Начало конца
Шрифт:
Перед началом работы он собрал несколько книг, считавшихся лучшими в этой области. Возле его письменного стола стояла вращающаяся этажерка с книгами, которые могли ему понадобиться. Здесь теперь были ученые труды по греческой истории, философии, быту; были также знаменитые исторические романы, не имевшие отношения к Греции. «Что, если все-таки заглянуть? – подумал он и наудачу взял книгу. «Война и мир» – нет, это ни к чему…» Толстого он особенно избегал по разным причинам, а когда читал, то обычно кончал чтение со смешанным чувством восторга и подавленности: «Так не напишешь… Зачем же читать книги, отбивающие охоту к литературной работе? Но какой «Война и мир» исторический роман? – сказал он себе. – Его отец участвовал в сражении под Москвой, он описал в историческом романе всю свою семью…» Взял другую книгу, «Девяносто третий год». «Что скажет папа Гюго?.. Вот это может оказаться более подходящим. Впрочем, отец этого тоже участвовал в событиях романа… С отцами мне положительно не везет. Мой отец никогда не встречался с Алкивиадом…» Он тотчас пожалел, что настроился на исторический лад: ничего не могло быть хуже для гигиены литературной работы. Раскрыл книгу наудачу. – «Audessus de la balance il у a la lyre. Votre r'epublique dose, mesure et r'egie l’homme; la mienne 1’emporte en plein azur. C’est la diff'erence qu’il у a entre un th'eor`eme et un aigle. – Tu te perds dans le nuage. – Et vous dans le calcul. – Il у a du r^eve dans l’harmonie. – Il у en a aussi dans l’alg`ebre. – Je voudrai l’homme fait par Euclide. – Et moi, dit Gauvain, je l’aimerais mieux fait par Hom`ere…» [38]
38
«Ведь лира выше весов. Ваша республика взвешивает, отмеряет и направляет человека; моя возносит его в безбрежную лазурь. Вот где разница между геометром и орлом». – «Ты витаешь в облаках». – «А вы погрязли в расчетах». – «Не пустая ли мечта эта гармония?» – «Но без мечты нет и математики». – «Я хотел бы, чтоб творцом человека был Эвклид». – «А я, – сказал Говэн, – предпочитаю в этой роли Гомера…» (фр.) – В. Гюго. Собр. соч. в 15 т., М., 1956, т. 11, с. 377. – Перевод Н.М. Жарковой.
39
«…А женщина? Какую вы ей отводите роль?» – «Ту, что ей свойственна… Роль служанки мужчины». – «Согласен. Но при одном условии». – «Каком?» – «Пусть тогда и мужчина будет слугой женщины». – «Что ты говоришь? – воскликнул Симурдэн. – Мужчина – слуга женщины! Да никогда! Мужчина – господин. Я признаю лишь одну самодержавную власть – власть мужчины у домашнего очага. Мужчина у себя дома король». – «Согласен, но при одном условии». – «Каком?» – «Пусть тогда и женщина будет королевой в своей семье…» (фр.) – В.Гюго, там же, с. 379.
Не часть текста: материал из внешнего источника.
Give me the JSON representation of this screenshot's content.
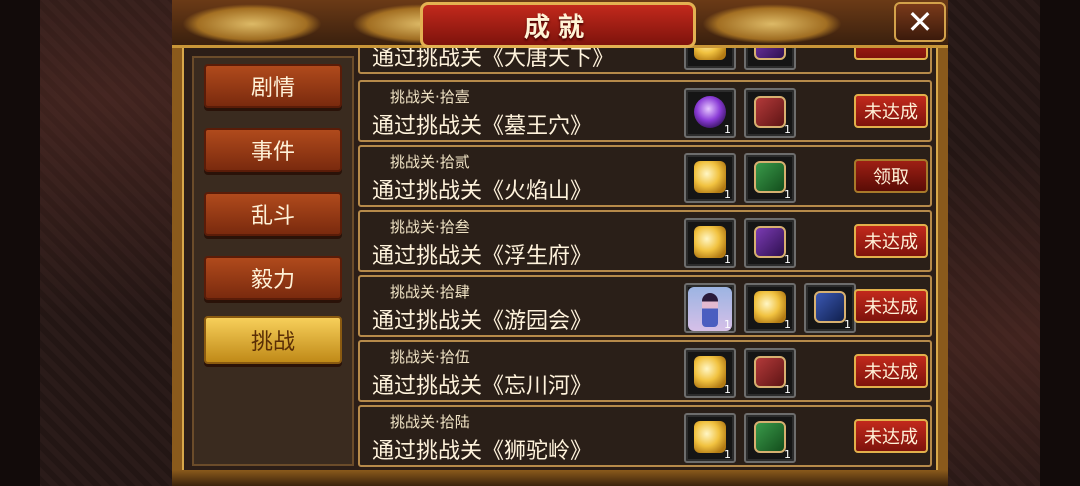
{
  "header": {
    "title": "成就",
    "close_label": "✕"
  },
  "sidebar": {
    "tabs": [
      {
        "label": "剧情"
      },
      {
        "label": "事件"
      },
      {
        "label": "乱斗"
      },
      {
        "label": "毅力"
      },
      {
        "label": "挑战"
      }
    ],
    "active_tab": "挑战"
  },
  "list": {
    "partial_row": {
      "main": "通过挑战关《大唐天下》"
    },
    "rows": [
      {
        "sub": "挑战关·拾壹",
        "main": "通过挑战关《墓王穴》",
        "rewards": [
          {
            "icon": "purple-orb-icon",
            "qty": "1"
          },
          {
            "icon": "red-book-icon",
            "qty": "1"
          }
        ],
        "action": "未达成"
      },
      {
        "sub": "挑战关·拾贰",
        "main": "通过挑战关《火焰山》",
        "rewards": [
          {
            "icon": "gold-ingot-icon",
            "qty": "1"
          },
          {
            "icon": "green-book-icon",
            "qty": "1"
          }
        ],
        "action": "领取"
      },
      {
        "sub": "挑战关·拾叁",
        "main": "通过挑战关《浮生府》",
        "rewards": [
          {
            "icon": "gold-ingot-icon",
            "qty": "1"
          },
          {
            "icon": "purple-book-icon",
            "qty": "1"
          }
        ],
        "action": "未达成"
      },
      {
        "sub": "挑战关·拾肆",
        "main": "通过挑战关《游园会》",
        "rewards": [
          {
            "icon": "hero-portrait-icon",
            "qty": "1"
          },
          {
            "icon": "gold-ingot-icon",
            "qty": "1"
          },
          {
            "icon": "blue-book-icon",
            "qty": "1"
          }
        ],
        "action": "未达成"
      },
      {
        "sub": "挑战关·拾伍",
        "main": "通过挑战关《忘川河》",
        "rewards": [
          {
            "icon": "gold-ingot-icon",
            "qty": "1"
          },
          {
            "icon": "red-book-icon",
            "qty": "1"
          }
        ],
        "action": "未达成"
      },
      {
        "sub": "挑战关·拾陆",
        "main": "通过挑战关《狮驼岭》",
        "rewards": [
          {
            "icon": "gold-ingot-icon",
            "qty": "1"
          },
          {
            "icon": "green-book-icon",
            "qty": "1"
          }
        ],
        "action": "未达成"
      }
    ]
  },
  "colors": {
    "frame_gold": "#d8a84a",
    "title_red": "#c2291c",
    "tab_active": "#f7cf5a",
    "tab_inactive": "#b04a1c"
  }
}
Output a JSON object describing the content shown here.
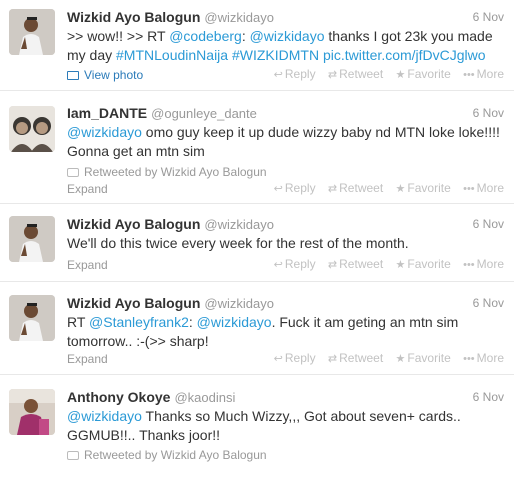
{
  "action_labels": {
    "reply": "Reply",
    "retweet": "Retweet",
    "favorite": "Favorite",
    "more": "More"
  },
  "tweets": [
    {
      "fullname": "Wizkid Ayo Balogun",
      "username": "@wizkidayo",
      "time": "6 Nov",
      "parts": [
        {
          "t": ">> wow!! >> RT "
        },
        {
          "t": "@codeberg",
          "link": true
        },
        {
          "t": ": "
        },
        {
          "t": "@wizkidayo",
          "link": true
        },
        {
          "t": " thanks I got 23k you made my day "
        },
        {
          "t": "#MTNLoudinNaija",
          "link": true
        },
        {
          "t": " "
        },
        {
          "t": "#WIZKIDMTN",
          "link": true
        },
        {
          "t": " "
        },
        {
          "t": "pic.twitter.com/jfDvCJglwo",
          "link": true
        }
      ],
      "footer_link": "View photo",
      "retweeted_by": ""
    },
    {
      "fullname": "Iam_DANTE",
      "username": "@ogunleye_dante",
      "time": "6 Nov",
      "parts": [
        {
          "t": "@wizkidayo",
          "link": true
        },
        {
          "t": " omo guy keep it up dude wizzy baby nd MTN loke loke!!!! Gonna get an mtn sim"
        }
      ],
      "retweeted_by": "Retweeted by Wizkid Ayo Balogun",
      "footer_link": "Expand"
    },
    {
      "fullname": "Wizkid Ayo Balogun",
      "username": "@wizkidayo",
      "time": "6 Nov",
      "parts": [
        {
          "t": "We'll do this twice every week for the rest of the month."
        }
      ],
      "retweeted_by": "",
      "footer_link": "Expand"
    },
    {
      "fullname": "Wizkid Ayo Balogun",
      "username": "@wizkidayo",
      "time": "6 Nov",
      "parts": [
        {
          "t": "RT "
        },
        {
          "t": "@Stanleyfrank2",
          "link": true
        },
        {
          "t": ": "
        },
        {
          "t": "@wizkidayo",
          "link": true
        },
        {
          "t": ". Fuck it am geting an mtn sim tomorrow.. :-(>> sharp!"
        }
      ],
      "retweeted_by": "",
      "footer_link": "Expand"
    },
    {
      "fullname": "Anthony Okoye",
      "username": "@kaodinsi",
      "time": "6 Nov",
      "parts": [
        {
          "t": "@wizkidayo",
          "link": true
        },
        {
          "t": " Thanks so Much Wizzy,,, Got about seven+  cards.. GGMUB!!.. Thanks joor!!"
        }
      ],
      "retweeted_by": "Retweeted by Wizkid Ayo Balogun",
      "footer_link": ""
    }
  ]
}
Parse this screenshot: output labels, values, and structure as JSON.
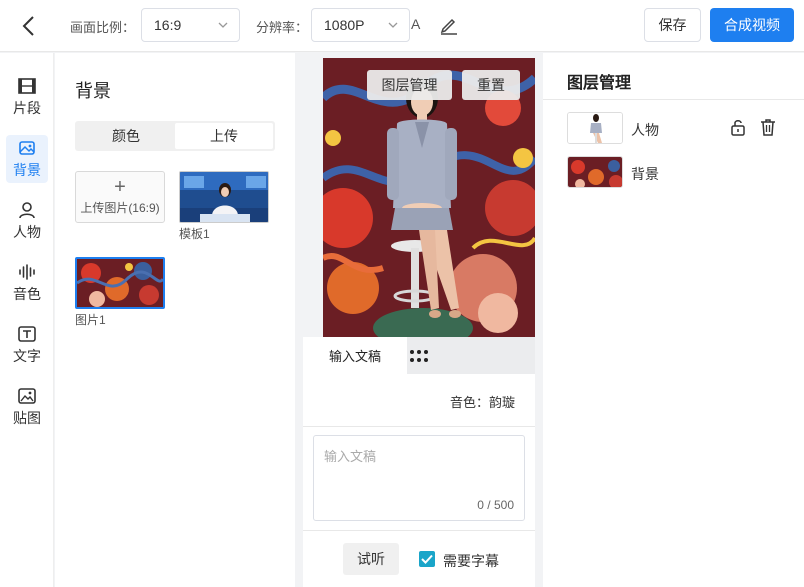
{
  "toolbar": {
    "aspect_label": "画面比例：",
    "aspect_value": "16:9",
    "resolution_label": "分辨率：",
    "resolution_value": "1080P",
    "font_a": "A",
    "save": "保存",
    "compose": "合成视频"
  },
  "nav": {
    "items": [
      {
        "label": "片段",
        "icon": "film-icon"
      },
      {
        "label": "背景",
        "icon": "background-icon",
        "active": true
      },
      {
        "label": "人物",
        "icon": "person-icon"
      },
      {
        "label": "音色",
        "icon": "voice-wave-icon"
      },
      {
        "label": "文字",
        "icon": "text-icon"
      },
      {
        "label": "贴图",
        "icon": "image-sticker-icon"
      }
    ]
  },
  "background_panel": {
    "title": "背景",
    "tabs": [
      "颜色",
      "上传"
    ],
    "active_tab": "上传",
    "upload_plus": "+",
    "upload_label": "上传图片(16:9)",
    "items": [
      {
        "caption": "模板1"
      },
      {
        "caption": "图片1",
        "selected": true
      }
    ]
  },
  "stage": {
    "layer_mgmt_btn": "图层管理",
    "reset_btn": "重置"
  },
  "script": {
    "tab_label": "输入文稿",
    "voice_line": "音色：韵璇",
    "placeholder": "输入文稿",
    "counter": "0 / 500",
    "listen_btn": "试听",
    "subtitle_label": "需要字幕",
    "subtitle_checked": true
  },
  "layers": {
    "title": "图层管理",
    "items": [
      {
        "name": "人物"
      },
      {
        "name": "背景"
      }
    ]
  },
  "colors": {
    "primary": "#1e7ff0",
    "checkbox": "#1aa5c9"
  }
}
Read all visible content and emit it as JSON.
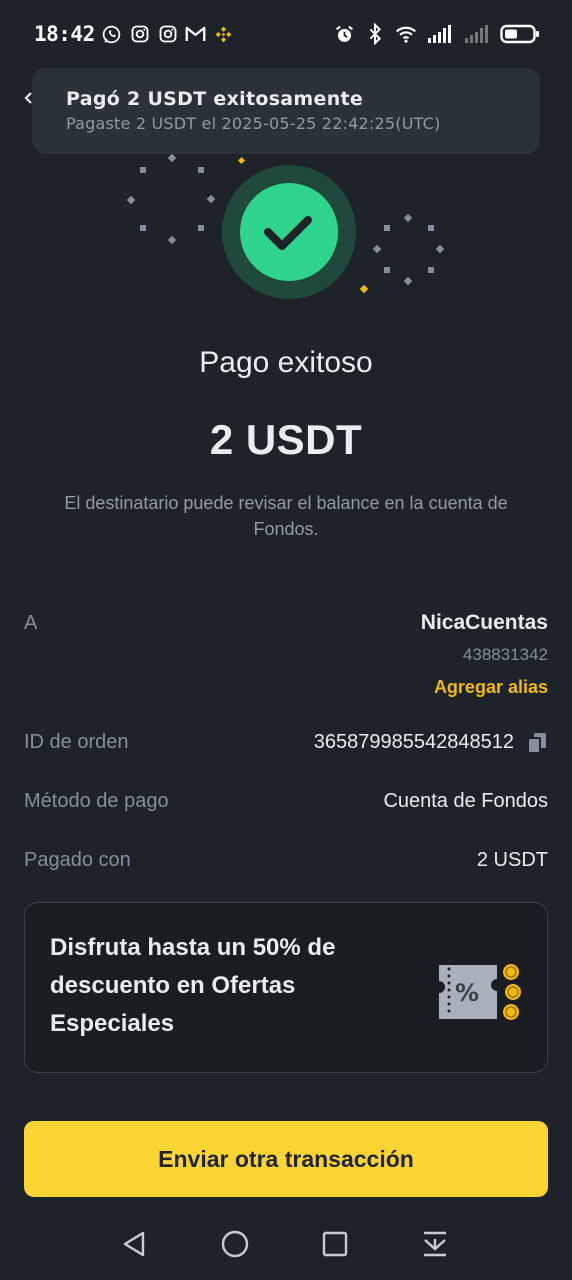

Совершенно не давался ему стиль романа. В черновиках речь древних греков выходила либо нестерпимо фальшивой, либо нестерпимо дешевой, а чаще всего и фальшивой, и дешевой одновременно. Вермандуа писал фразу древнего грека Анаксимандра, и ему казалось, что этот древний грек уже был в сотне других, очень плохих романов и везде говорил именно эту аттическую, а на самом деле банальную и плоскую фразу. Он знал, что тут психологический обман, происходящий от несоответствия слова сказанного слову задуманному: все свое всегда кажется хуже, чем чужое, – в чужом романе та же фраза его не задела бы. «Но как понять душу людей, живших две тысячи лет тому назад? Я не знаю секретов нашего правительства, болгары или датчане мне чужды почти так же, как эскимосы, а я имею наглость утверждать, что нашел какое-то новое объяснение «тайны Древней Греции»! Новое объяснение стоит старых, да, собственно, никакой тайны в Греции и не было, а были чужие, на редкость одаренные люди, непонятные нам по отдаленности времен… Но что же делать? Отказаться от романа из древнегреческой жизни?..»
На изучение эпохи было потрачено столько труда, на обдумывание книги ушло столько душевных сил, что бросить работу было почти немыслимо: «Или съездить в Грецию, набраться впечатлений?..» На мгновение его заняла эта мысль. Несмотря на безденежье, съездить в Афины было не так трудно. Можно было бы поговорить с министром. То, что Вермандуа примыкал к коммунистической партии, нисколько не мешало казенной командировке – напротив, министру будет приятно засвидетельствовать, что он совершенно беспристрастен, знает толк в искусстве и умеет ценить людей, подобных Вермандуа, к какой бы партии они ни принадлежали. Не испытывал от этого неловкости и он сам. «Можно и сговориться с какой-нибудь газетой…» Богатые газеты тоже охотно бы приняли его предложение, хоть в своем политическом отделе громили коммунистов. Но самая мысль о новых статьях, о новых обязательствах перед газетами, о новых авансах, которые надо было бы погашать заранее обусловленным числом строчек, возбуждала ужас и отвращение у Вермандуа: газетные статьи были проклятием его жизни. «Ну, хорошо, поехать в Грецию… Грязноватая гостиница, тяжелая непривычная пища, плохое вино, прозаический провинциальный народ, живущий на самом священном месте земли… Допустим, что я не заболею, что ничего дурного не случится, какая польза для романа от наблюдений над этой шуткой истории? Да, но то же солнце, то же небо, те же желтоватые камни… Я все это видел когда-то… Сорок лет тому назад, как тогда полагалось, на Акрополе прочитал ренановскую молитву. И ее, верно, лучше теперь не перечитывать, как «Девяносто третий год»…»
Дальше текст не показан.